Many high-income countries have national dementia policies in preparation for the growing number of people living with dementia. The World Health Organization (WHO) declared dementia a public health priority in 2017 to increase awareness, support systems, and global initiatives to address the disease burden. WHO has also launched an international surveillance platform, Global Dementia Observatory, which includes guidelines and checklists to facilitate dementia preparedness at the country level (https://www.who.int/mental_health/neurology/dementia/Global_Observatory/en/). Among them, are valuable tools for carers, such as iSupport–a manual for carers of people living with dementia (https://www.who.int/mental_health/neurology/dementia/isupport_manual/en/).
Dementia has a significant on healthcare systems, particularly with respect to expenditures; about 1% of GDP is spent on dementia globally, mostly in high-income countries. The average duration of hospital stays of people with dementia is long compared to other diseases and at least 10 times more than any other diagnosis considered. Because dementia is not an acute life-threatening problem, it does not receive the attention it should, particularly in countries like Sri Lanka that lack financial and human resources to establish multi-professional primary care teams and basic infrastructure for long term management of dementia.

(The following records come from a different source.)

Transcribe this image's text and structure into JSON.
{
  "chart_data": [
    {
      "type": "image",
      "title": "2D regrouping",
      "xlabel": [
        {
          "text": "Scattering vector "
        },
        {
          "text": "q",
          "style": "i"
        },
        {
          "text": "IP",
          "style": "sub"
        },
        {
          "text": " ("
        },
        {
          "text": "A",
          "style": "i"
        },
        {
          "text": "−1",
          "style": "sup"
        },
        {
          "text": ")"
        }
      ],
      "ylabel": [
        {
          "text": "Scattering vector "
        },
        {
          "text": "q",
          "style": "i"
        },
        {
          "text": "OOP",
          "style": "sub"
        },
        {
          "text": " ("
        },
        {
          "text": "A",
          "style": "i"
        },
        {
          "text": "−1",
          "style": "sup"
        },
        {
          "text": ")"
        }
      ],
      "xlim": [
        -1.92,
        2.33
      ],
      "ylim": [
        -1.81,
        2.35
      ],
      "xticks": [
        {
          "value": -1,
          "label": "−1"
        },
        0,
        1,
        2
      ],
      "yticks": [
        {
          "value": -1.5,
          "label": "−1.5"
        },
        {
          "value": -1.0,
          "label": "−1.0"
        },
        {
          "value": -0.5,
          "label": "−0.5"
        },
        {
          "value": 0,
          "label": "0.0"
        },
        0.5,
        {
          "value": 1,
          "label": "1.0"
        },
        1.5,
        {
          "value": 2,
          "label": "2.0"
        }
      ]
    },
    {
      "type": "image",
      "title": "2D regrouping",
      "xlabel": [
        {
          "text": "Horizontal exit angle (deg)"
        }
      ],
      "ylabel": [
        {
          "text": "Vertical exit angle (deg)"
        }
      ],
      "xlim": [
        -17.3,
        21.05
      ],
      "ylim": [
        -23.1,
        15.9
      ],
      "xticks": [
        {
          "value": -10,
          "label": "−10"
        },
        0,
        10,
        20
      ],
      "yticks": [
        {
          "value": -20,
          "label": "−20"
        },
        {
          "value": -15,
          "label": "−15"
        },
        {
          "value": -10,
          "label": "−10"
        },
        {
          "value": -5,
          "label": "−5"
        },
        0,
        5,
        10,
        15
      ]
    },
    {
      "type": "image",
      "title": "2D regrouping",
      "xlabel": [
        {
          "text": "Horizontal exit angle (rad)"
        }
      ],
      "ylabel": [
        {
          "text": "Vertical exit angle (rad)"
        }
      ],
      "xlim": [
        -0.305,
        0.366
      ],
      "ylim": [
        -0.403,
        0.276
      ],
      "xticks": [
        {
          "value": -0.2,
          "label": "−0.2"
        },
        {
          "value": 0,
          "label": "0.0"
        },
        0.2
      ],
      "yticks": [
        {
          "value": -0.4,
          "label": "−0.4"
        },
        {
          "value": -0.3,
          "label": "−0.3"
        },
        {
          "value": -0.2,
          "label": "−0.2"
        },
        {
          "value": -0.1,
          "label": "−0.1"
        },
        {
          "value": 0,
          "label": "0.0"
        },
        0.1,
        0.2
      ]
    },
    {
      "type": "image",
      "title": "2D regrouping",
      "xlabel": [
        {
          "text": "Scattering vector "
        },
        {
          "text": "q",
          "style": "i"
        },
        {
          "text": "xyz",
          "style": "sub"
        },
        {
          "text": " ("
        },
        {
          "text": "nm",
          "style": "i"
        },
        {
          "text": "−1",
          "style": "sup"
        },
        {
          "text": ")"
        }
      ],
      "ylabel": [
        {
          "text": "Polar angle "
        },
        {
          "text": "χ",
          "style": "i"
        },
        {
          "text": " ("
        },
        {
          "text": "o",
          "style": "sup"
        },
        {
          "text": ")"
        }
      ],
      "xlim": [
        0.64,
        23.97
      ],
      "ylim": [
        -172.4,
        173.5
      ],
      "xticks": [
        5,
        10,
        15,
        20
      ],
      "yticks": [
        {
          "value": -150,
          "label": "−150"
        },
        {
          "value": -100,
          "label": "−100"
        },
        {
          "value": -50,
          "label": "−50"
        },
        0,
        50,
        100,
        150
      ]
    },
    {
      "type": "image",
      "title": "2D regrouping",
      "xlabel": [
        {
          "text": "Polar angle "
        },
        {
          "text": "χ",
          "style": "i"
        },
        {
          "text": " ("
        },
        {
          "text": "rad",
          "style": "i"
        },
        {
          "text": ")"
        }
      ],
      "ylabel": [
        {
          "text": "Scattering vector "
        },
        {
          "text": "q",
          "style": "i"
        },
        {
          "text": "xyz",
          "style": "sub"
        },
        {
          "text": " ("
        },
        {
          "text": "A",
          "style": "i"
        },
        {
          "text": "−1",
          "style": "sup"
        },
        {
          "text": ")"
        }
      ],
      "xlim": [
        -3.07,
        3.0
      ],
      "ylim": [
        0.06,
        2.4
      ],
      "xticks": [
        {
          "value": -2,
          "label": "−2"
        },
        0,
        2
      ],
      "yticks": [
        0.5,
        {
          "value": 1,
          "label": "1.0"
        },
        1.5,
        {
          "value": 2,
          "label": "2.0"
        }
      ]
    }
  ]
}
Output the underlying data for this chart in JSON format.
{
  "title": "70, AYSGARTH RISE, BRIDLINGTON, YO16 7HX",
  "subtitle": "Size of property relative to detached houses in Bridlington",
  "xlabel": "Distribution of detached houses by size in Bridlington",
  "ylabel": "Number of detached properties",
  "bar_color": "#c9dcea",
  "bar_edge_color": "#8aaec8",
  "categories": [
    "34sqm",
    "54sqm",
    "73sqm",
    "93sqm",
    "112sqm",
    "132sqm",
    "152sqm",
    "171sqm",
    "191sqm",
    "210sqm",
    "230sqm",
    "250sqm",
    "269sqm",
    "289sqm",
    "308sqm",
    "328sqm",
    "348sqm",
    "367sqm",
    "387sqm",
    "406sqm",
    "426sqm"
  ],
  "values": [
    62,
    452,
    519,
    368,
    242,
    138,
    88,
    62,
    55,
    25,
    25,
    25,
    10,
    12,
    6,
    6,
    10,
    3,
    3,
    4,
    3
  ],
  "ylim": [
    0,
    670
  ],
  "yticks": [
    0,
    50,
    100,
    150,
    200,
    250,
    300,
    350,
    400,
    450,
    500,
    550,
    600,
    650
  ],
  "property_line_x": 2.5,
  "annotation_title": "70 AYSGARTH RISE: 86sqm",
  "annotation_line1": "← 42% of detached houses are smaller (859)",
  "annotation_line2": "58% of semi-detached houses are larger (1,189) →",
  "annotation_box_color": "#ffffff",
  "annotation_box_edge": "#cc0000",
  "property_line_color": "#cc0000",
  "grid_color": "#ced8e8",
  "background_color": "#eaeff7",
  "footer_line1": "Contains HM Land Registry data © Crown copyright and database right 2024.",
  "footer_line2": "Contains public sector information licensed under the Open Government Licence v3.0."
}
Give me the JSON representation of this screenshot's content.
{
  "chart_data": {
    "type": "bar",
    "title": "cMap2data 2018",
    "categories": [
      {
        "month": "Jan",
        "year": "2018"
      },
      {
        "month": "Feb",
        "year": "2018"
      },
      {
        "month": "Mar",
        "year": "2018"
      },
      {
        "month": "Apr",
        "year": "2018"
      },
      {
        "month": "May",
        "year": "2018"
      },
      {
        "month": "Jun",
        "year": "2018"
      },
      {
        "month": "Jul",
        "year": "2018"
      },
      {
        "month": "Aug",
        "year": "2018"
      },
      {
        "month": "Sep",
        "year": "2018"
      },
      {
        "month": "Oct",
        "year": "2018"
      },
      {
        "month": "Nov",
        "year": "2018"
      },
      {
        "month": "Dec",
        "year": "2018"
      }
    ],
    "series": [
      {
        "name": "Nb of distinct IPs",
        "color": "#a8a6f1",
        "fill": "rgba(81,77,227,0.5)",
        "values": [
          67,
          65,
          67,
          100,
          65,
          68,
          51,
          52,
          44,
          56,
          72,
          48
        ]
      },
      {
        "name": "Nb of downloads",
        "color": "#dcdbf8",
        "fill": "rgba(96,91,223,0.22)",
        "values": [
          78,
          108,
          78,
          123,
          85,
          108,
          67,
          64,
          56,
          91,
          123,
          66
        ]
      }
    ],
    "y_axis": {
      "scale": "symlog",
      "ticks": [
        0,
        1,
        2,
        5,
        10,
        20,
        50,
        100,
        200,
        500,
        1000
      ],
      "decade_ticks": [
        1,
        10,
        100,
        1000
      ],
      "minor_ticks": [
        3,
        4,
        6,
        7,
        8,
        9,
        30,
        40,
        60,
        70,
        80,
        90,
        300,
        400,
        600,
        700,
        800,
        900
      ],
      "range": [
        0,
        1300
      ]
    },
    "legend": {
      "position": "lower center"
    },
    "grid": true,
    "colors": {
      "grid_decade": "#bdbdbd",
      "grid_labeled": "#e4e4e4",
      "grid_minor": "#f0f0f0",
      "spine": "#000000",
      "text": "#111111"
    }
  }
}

However, this situation will likely change in future owing to the growing disease burden, and its wide-ranging impacts on health and productivity.
Though definitive treatment has not arrived yet, many therapies are currently under investigation. As neuronal loss cannot be replaced by new cells, the scope of extant treatment is to slow the rate of neuronal loss and counter behavioural problems. Early diagnosis and optimal management will improve quality of life and reduce the carer burden.
At present, people living with dementia have little support in Sri Lanka. Aside from the Lanka Alzheimer’s Foundation, few formal support systems exist in the country, with even less in the peripheries. Establishing community-based long-term care for elders along with respite care for carers are much needed initiatives that would need to be evaluated by the public health sector as part of a national programme on dementia preparedness in Sri Lanka.
The aim of this article is to increase awareness on dementia and, in particular, highlight the burden on carers as well as the absence of support services for affected families in Sri Lanka.